5. Putin non è l’erede del Comunismo. Non vuole ricostruire l’Unione Sovietica. Pensa che l’origine del nazionalismo ucraino sia da attribuire al bolscevismo di Lenin, ispirato al principio (poi ripetutamente violato in seguito dai suoi stessi eredi) dell’autodeterminazione dei popoli. Lo dico a qualche commentatore superficiale – ce ne sono a bizzeffe in giro in queste settimane -, ma anche ai “compagni” – si contano sulle dita della mano per la verità – che pensano che la storia sia di nuovo tornata a muoversi. Non è così. La storia sta tornando indietro. Di centocinquant’anni. Putin vuole rinverdire soltanto i fasti dell’imperialismo russo. La bandiera dei Romanov nel suo ufficio parla chiaro. Ha bisogno di ristabilire un’area di influenza. La retorica è tutta nazionalista. Il comunismo non c’azzecca niente.

6. Eviterei paralleli indecenti. Putin non è Hitler. Questa comparazione sminuisce innanzitutto cosa sia stato Hitler. Ed è talmente esagerata che rende poco credibile persino la critica a Putin. Il nazismo non ha paragoni nella storia dell’umanità.

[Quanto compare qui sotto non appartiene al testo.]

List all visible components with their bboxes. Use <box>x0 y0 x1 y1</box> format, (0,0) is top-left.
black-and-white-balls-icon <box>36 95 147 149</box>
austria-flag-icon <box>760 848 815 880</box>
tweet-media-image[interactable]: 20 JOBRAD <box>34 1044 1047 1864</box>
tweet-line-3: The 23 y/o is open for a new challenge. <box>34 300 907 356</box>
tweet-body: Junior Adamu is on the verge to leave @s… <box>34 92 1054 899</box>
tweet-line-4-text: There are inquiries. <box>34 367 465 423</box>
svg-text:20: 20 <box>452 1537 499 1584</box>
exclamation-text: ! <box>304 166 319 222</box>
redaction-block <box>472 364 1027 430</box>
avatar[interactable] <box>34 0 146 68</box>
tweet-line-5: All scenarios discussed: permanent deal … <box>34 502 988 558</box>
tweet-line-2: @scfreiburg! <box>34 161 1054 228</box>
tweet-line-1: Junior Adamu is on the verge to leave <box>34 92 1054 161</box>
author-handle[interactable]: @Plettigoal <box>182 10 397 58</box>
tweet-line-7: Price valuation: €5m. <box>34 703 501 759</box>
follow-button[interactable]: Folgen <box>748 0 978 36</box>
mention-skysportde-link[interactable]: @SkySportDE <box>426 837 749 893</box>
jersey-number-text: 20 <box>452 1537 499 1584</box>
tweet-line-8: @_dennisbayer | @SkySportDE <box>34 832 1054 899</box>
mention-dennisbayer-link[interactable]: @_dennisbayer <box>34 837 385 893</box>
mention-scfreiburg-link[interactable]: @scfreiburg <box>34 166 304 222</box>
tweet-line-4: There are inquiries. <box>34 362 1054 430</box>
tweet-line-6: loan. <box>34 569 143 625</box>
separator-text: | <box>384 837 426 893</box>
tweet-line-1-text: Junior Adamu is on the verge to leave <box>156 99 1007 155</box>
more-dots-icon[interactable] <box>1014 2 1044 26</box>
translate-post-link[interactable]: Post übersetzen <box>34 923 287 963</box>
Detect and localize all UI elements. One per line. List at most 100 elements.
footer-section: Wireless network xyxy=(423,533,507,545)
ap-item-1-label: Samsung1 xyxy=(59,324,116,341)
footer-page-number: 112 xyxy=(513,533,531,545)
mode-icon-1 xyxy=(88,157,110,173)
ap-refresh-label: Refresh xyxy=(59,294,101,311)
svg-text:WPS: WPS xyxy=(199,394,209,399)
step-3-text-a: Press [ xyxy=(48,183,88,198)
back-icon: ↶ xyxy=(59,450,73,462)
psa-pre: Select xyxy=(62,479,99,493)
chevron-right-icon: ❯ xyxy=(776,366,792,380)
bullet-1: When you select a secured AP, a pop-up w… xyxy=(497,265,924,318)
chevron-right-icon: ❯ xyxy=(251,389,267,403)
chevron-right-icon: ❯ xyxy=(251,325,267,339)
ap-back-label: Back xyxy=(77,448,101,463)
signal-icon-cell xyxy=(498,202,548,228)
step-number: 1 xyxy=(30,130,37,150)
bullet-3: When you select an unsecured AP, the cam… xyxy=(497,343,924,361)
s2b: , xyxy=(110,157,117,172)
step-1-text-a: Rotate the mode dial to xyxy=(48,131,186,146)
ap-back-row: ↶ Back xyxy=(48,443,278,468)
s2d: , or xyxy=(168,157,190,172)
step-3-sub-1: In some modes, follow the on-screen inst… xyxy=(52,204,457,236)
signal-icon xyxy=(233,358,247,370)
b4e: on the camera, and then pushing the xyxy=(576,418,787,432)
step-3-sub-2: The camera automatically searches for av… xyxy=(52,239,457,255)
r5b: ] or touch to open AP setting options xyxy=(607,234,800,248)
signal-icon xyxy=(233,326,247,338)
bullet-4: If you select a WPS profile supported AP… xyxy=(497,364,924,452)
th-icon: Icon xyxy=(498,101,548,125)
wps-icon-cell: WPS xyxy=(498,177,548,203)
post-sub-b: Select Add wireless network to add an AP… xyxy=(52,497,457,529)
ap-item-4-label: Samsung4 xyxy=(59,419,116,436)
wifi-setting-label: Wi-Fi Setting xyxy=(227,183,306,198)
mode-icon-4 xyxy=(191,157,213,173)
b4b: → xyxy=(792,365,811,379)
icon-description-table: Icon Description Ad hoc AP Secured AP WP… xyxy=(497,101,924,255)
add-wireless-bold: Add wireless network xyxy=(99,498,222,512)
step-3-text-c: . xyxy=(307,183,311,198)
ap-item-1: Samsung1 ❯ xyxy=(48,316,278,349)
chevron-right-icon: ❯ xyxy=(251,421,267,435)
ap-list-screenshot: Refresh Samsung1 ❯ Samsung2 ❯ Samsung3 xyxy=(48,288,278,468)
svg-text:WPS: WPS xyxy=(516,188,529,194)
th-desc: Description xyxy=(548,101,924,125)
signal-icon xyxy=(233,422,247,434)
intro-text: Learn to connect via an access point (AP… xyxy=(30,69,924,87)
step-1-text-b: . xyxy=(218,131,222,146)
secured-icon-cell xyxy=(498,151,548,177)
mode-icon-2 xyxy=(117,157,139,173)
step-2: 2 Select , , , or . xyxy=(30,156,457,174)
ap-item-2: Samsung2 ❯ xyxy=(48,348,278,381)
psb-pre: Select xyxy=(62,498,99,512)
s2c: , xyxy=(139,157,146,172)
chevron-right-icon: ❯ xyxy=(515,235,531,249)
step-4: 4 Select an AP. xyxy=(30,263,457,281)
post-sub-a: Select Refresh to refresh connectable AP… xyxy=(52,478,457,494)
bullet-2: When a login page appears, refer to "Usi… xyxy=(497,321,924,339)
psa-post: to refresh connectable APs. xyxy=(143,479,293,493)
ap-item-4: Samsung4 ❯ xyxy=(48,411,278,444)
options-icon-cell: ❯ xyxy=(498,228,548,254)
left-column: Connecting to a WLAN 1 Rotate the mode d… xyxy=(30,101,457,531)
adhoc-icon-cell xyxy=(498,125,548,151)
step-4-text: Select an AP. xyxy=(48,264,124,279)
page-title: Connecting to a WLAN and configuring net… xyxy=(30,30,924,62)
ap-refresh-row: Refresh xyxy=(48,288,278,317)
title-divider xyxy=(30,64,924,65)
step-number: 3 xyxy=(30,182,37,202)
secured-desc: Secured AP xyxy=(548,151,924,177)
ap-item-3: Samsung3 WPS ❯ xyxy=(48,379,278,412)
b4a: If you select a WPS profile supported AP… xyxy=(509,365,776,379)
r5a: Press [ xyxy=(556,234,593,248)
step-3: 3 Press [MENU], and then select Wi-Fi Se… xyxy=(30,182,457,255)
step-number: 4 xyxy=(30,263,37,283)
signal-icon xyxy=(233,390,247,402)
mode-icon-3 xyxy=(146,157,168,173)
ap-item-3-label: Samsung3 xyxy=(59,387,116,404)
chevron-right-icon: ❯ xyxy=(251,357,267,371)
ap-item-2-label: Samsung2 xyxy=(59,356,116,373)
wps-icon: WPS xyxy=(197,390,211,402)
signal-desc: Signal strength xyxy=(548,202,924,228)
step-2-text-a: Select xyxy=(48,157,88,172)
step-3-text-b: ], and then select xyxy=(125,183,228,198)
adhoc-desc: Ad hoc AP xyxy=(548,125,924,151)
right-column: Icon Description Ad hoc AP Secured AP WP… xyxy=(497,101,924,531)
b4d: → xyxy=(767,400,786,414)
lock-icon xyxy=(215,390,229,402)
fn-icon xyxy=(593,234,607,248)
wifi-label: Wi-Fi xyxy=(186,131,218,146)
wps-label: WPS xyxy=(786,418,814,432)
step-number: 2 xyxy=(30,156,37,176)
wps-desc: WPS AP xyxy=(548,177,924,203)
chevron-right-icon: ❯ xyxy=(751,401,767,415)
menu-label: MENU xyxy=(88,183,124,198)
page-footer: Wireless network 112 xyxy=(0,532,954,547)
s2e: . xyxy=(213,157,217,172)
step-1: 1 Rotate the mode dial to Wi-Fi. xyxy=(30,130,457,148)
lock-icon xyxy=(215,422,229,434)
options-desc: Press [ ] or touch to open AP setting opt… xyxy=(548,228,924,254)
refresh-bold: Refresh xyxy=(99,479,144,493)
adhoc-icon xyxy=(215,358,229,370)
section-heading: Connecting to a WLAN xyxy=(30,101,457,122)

7. Quando Zelensky parla alla Knesset e paragona la guerra in Ucraina con l’Olocausto antepone la propaganda alla realtà. Se fosse valido il suo assunto, la follia degli esseri umani avrebbe provocato decine di olocausti dopo il 1945. Dal Vietnam al Ruanda, dai Balcani allo Yemen, dall’Afghanistan alla Siria. Non è così. Sono state guerre terribili, con una scia infinita di lutti di civili innocenti, ma la pianificazione scientifica dello sterminio di un popolo non ha precedenti nella storia. È una bestemmia solo accennarlo.

8. Faccio fatica a classificare questo conflitto come lo scontro finale tra le democrazie e le dittature. È una semplificazione che alla lunga mette persino sullo stesso piano i torti e le ragioni. Quando il ricorso alla complessità viene scambiato per intelligenza con il nemico, siamo già sul ciglio del regime. La Russia non è una democrazia, nonostante si voti ogni quattro anni. L’Ucraina è una democrazia altrettanto immatura, tant’è che Zelensky mette al bando undici partiti di opposizione. Nella NATO e nell’Unione Europea ci sono paesi pienamente democratici e paesi un po’ zoppicanti, per usare un eufemismo. Polonia e Ungheria non mi pare siano modelli di pluralismo politico: le procedure di infrazione sullo stato di diritto sono lì a testimoniarlo. E la stessa Turchia non mi pare particolarmente messa bene: chiedere ai curdi, se ci fosse bisogno di qualche conferma. Il relativismo etico rischia di diventare il peggior nemico della democrazia. Perché la banalizza.

9. La Nato e l’Ue si sovrappongono sul piano militare, ma non su quello politico. Almeno così dovrebbe essere. Ed è la cosa su cui sarebbe bene si esercitassero le classi dirigenti europee per riscrivere le regole della cooperazione e della sicurezza nel nostro continente. Se vogliono ritrovare un ruolo questo è il minimo sindacale. Ma non sono sicuro che andrà così. E non è una buona notizia. Da questo conflitto dovrebbe uscire un’accelerazione per una politica estera comune, non la corsa al riarmo di ciascun singolo paese. Perché nel medio periodo il nazionalismo chiama altro nazionalismo. Sempre.

10. Infine, sembra quasi che la guerra in Ucraina sia stata scatenata dai pacifisti. Cioè da quelli che in questi anni hanno chiesto giustamente che venissero vendute meno armi ai russi. Anche da parte dell’Italia. Tecnicamente si chiama eterogenesi dei fini. O, più prosaicamente, coda di paglia.

Arturo Scotto

Nato a Torre del Greco il 15 maggio 1978, militante e dirigente della Sinistra giovanile e dei Ds dal 1992, non aderisce al Pd e partecipa alla costruzione di Sinistra democratica; eletto la prima volta alla Camera a 27 anni nel 2006 con l'Ulivo, ex capogruppo di Sel alla Camera, cofondatore di Articolo Uno di cui è coordinatore politico nazionale. Laureato in Scienze politiche, ha tre figli.